The study was conducted in collaboration with surgeons at the National Health Service (NHS) in the United Kingdom, where researchers followed three adult patients preparing for necessary arm amputations for medical reasons, such as cancer or severe blood supply issues.

Their brains were examined using functional magnetic resonance imaging (fMRI) before and after the surgery, in some cases for up to five years. During the scans, patients were asked to move different body parts, such as fingers, toes, or lips, to map the brain.

After amputation, patients were asked to perform phantom movements (Phantom Movements), which are movements felt by most amputees despite the physical loss of the limb. This phenomenon, known as phantom limbs, is not just a figment of the imagination but reflects a real sensation of the lost limb. This method allowed researchers to compare the hand map in the brain before and after amputation in the same individual.

The results showed that the hand map in the brain remained remarkably stable in all three patients, without being taken over by other body parts, such as the face, as previously thought. This neural stability explains why many amputees clearly and sometimes painfully feel their missing limbs.

The prevailing theory linked phantom pain (such as burning or tingling sensations in the lost limb) to the reorganization of the brain map, and treatments like mirror therapy, virtual reality training, or sensory discrimination exercises were based on the idea of repairing this damaged map.
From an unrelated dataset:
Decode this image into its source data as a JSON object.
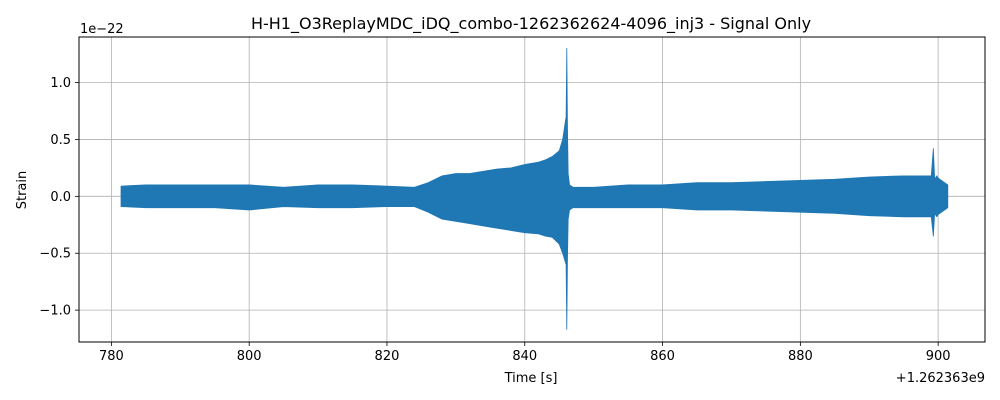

However, the study reveals that this map is not damaged at all, which explains the failure of these treatments to achieve results beyond the placebo effect (Placebo) in clinical trials.

The study suggests that phantom pain may be related to the cut nerves during amputation, which may become tangled and produce false signals sent to the brain. New surgical techniques are now being developed to preserve nerve signals and stabilize communication with the brain, which may reduce these pains.

These findings open new horizons for the development of prosthetics and brain-computer interfaces. Advanced neural interface technologies could exploit the stable brain map to decode intended movements or provide electrical stimulation to allow amputees to feel their prosthetic limbs. However, these technologies, still in development, may one day enable natural and sensory control of prosthetic limbs.

The study shows that the brain retains a flexible and stable model of the body, even in the absence of sensory signals. For amputees, this means that the lost limb remains alive in the brain, as a potential source of pain, but it is also a valuable resource for future technologies.